Solving sequential games with backward induction

Many games involve simultaneous plays, or at least plays in which a player did not know what strategy the others had followed until after he had made his move.  However, many games are sequential, and if a player knows the strategies used by previous players the game is one of perfect information.  (Remember that such a game is also one of complete knowledge).  Backward induction can be used to solve such games and obtain Nash equilibria.  We can illustrate the point by considering the three person Pay-raise Voting Game.

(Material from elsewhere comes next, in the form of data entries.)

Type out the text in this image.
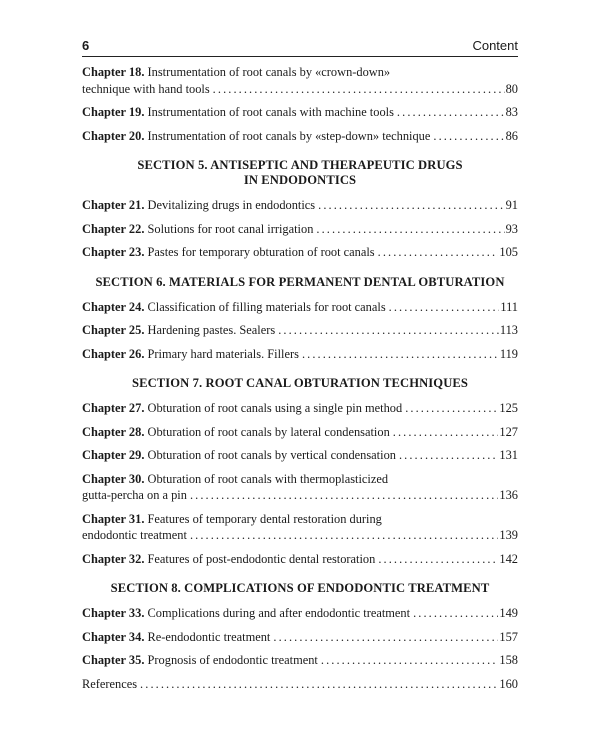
6	Content
Chapter 18. Instrumentation of root canals by «crown-down»
technique with hand tools . . .	80
Chapter 19. Instrumentation of root canals with machine tools . . .	83
Chapter 20. Instrumentation of root canals by «step-down» technique . . .	86
SECTION 5. ANTISEPTIC AND THERAPEUTIC DRUGS
IN ENDODONTICS
Chapter 21. Devitalizing drugs in endodontics . . .	91
Chapter 22. Solutions for root canal irrigation . . .	93
Chapter 23. Pastes for temporary obturation of root canals . . .	105
SECTION 6. MATERIALS FOR PERMANENT DENTAL OBTURATION
Chapter 24. Classification of filling materials for root canals . . .	111
Chapter 25. Hardening pastes. Sealers . . .	113
Chapter 26. Primary hard materials. Fillers . . .	119
SECTION 7. ROOT CANAL OBTURATION TECHNIQUES
Chapter 27. Obturation of root canals using a single pin method . . .	125
Chapter 28. Obturation of root canals by lateral condensation . . .	127
Chapter 29. Obturation of root canals by vertical condensation . . .	131
Chapter 30. Obturation of root canals with thermoplasticized
gutta-percha on a pin . . .	136
Chapter 31. Features of temporary dental restoration during
endodontic treatment . . .	139
Chapter 32. Features of post-endodontic dental restoration . . .	142
SECTION 8. COMPLICATIONS OF ENDODONTIC TREATMENT
Chapter 33. Complications during and after endodontic treatment . . .	149
Chapter 34. Re-endodontic treatment . . .	157
Chapter 35. Prognosis of endodontic treatment . . .	158
References . . .	160
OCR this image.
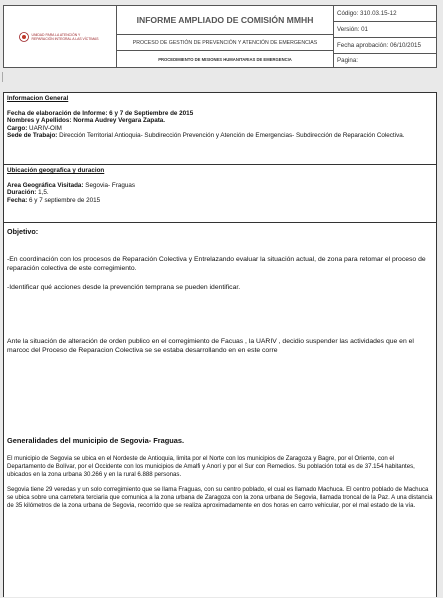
UNIDAD PARA LA ATENCIÓN Y REPARACIÓN INTEGRAL A LAS VÍCTIMAS
INFORME AMPLIADO DE COMISIÓN MMHH
PROCESO DE GESTIÓN DE PREVENCIÓN Y ATENCIÓN DE EMERGENCIAS
PROCEDIMIENTO DE MISIONES HUMANITARIAS DE EMERGENCIA
Código: 310.03.15-12
Versión: 01
Fecha aprobación: 06/10/2015
Pagina:
Informacion General
Fecha de elaboración de Informe: 6 y 7 de Septiembre de 2015
Nombres y Apellidos: Norma Audrey Vergara Zapata.
Cargo: UARIV-OIM
Sede de Trabajo: Dirección Territorial Antioquia- Subdirección Prevención y Atención de Emergencias- Subdirección de Reparación Colectiva.
Ubicación geografica y duracion
Area Geográfica Visitada: Segovia- Fraguas
Duración: 1,5.
Fecha: 6 y 7 septiembre de 2015
Objetivo:

-En coordinación con los procesos de Reparación Colectiva y Entrelazando evaluar la situación actual, de zona para retomar el proceso de reparación colectiva de este corregimiento.

-Identificar qué acciones desde la prevención temprana se pueden identificar.

Ante la situación de alteración de orden publico en el corregimiento de Facuas , la UARIV , decidio suspender las actividades que en el marcoc del Proceso de Reparacion Colectiva se se estaba desarrollando en en este corre

Generalidades del municipio de Segovia- Fraguas.

El municipio de Segovia se ubica en el Nordeste de Antioquia, limita por el Norte con los municipios de Zaragoza y Bagre, por el Oriente, con el Departamento de Bolívar, por el Occidente con los municipios de Amalfi y Anorí y por el Sur con Remedios. Su población total es de 37.154 habitantes, ubicados en la zona urbana 30.266 y en la rural 6.888 personas.

Segovia tiene 29 veredas y un solo corregimiento que se llama Fraguas, con su centro poblado, el cual es llamado Machuca. El centro poblado de Machuca se ubica sobre una carretera terciaria que comunica a la zona urbana de Zaragoza con la zona urbana de Segovia, llamada troncal de la Paz. A una distancia de 35 kilómetros de la zona urbana de Segovia, recorrido que se realiza aproximadamente en dos horas en carro vehicular, por el mal estado de la vía.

There are three legislators who have to decide how to vote on a pay raise bill.  If they vote ‘yes’ they will face popular backlash, with a negative utility of –b.  However, if the pay raise is approved, there will be a utility of +p, with b<p.  The pay raise bill passes as long as at least two people vote for it.  It may be thought that it is best to vote last because then one can see what the other two did, but a tree lets us see that it is not so.

Here the square marked 1 denoted the decision of the first player to vote, those marked 2 the decisions of the second, and so on.  The payoffs are given to the right of every branch.  For example, in the topmost branch (all vote yes) each has a payoff of p-b; in the branch immediately below it (1 and 2 vote yes and 3 votes no) 1’s  and 2’s payoffs are p-b and 3’s payoff is p.

Let us use regressive induction starting with the topmost rightmost square, where player 3 must decide whether to vote yes or no.  If she votes yes, her payoff is p-b and if she votes no her payoff is p.  Consequently, we may assume that she will vote no and prune the topmost branch.  By the same reasoning, we may prune the tree with respect to 3’s decisions (As usual we put an x on the branches which are eliminated).  Based on what one may expect 3 to do, 2 makes his decision.  For example, on the topmost square marked 2, we may prune off the ‘yes’ branch because by choosing that branch 2’s payoff is p-b while by choosing ‘no’ his payoff is p.   The lower decision box for 2 is handled analogously.  We are then left with only two branches for 1’s decision; if he votes yes, his expected payoff is p-b, and if he votes no it is p.  Hence, he should vote ‘no’ and let the other two who vote after him take the heat.  In effect, by voting ‘no’ he forces them to vote ‘yes’ and suffer the voter’s backlash; by contrast, he can claim he voted ‘no’ while getting the raise.  One might think that moving last and knowing what the other players have done is always advantageous.  However, this is wrong.  In many games, though not in all, the player who moves first enjoys a first-mover advantage.  Note that no matter what he does, 1 stands to gain as long as the other two aim at the highest payoffs.   The strategy set (1 votes no; 2 votes yes; 3 votes yes) is a Nash equilibrium: each player’s strategy is the best possible against those of the other two.

A subgame is any part of a game that remains to be played after a given set of moves.  For example, any of the game parts to the right of any box in the Pay-raise Voting Game is a subgame.  It turns out that regressive induction allows us to come up not only with a Nash equilibrium, but with a subgame perfect equilibrium, namely an equilibirum that is Nash not only in the whole game, but also in every subgame.

Regressive induction eliminates what are called “incredible threats” from the tree.  For example, player 3 may threaten to vote ‘yes’ at the top of the tree, thus choosing p-b instead of p.  However, since it is not to her advantage to do so, this threat may be considered non-credible if the game is played once and she aims at maximizing her payoff.  Note, however, that if the game is played several times, at some point representatives 2 and 3 should vote ‘no’ in order to avoid being seen as soft touches or, alternatively, they may require that the voting order be rotated periodically.

Powerful as it is, regressive induction in games has some serious practical and theoretical limitations.  If either of players 2 and 3 perceive 1’s behavior as unfair, they may engage in retribution even at a disadvantage to themselves, although they know that they will not play with player 1 again; in fact, there is powerful experimental evidence that this is exactly what most of us would do.  In short, many people do carry out incredible threats even in one-round games.  As using regressive induction with players who do not use it typically fails to maximize one’s expeced payoff, one should know one’s co-players before deciding what strategy to follow.

In addition to the practical problem we just considered, there is an even more serious theoretical one that does not depend on human psychology.  Consider the following game, Centipede.   Two players, A and B start with \$2 each, alternating rounds.  On the first round, A can stop the game by stealing \$2 from B, or continue the game, in which case he will receive \$1 from Nature.  Now B can either stop the game by getting \$2 from A, or continue, in which case Nature will reward him with \$1.  The game continues until one of the two players stops or both have \$5.

By backward induction, A should stop the game at the first round and pocket \$4.  However, it would be better if he continued the game until he can get \$6 by stopping it at the penultimate round, or, as a second best, until the third round or the end of the game, both with a payoff of \$5.  The problem is caused by the fact that the payoffs oscillate between high and low, although the general direction is upward.  So, although backward induction is unchallenged in decision theory, where the player’s counterpart is incapable of strategic choices, it is far more controversial in sequential game theory, where player engage in strategic decisions.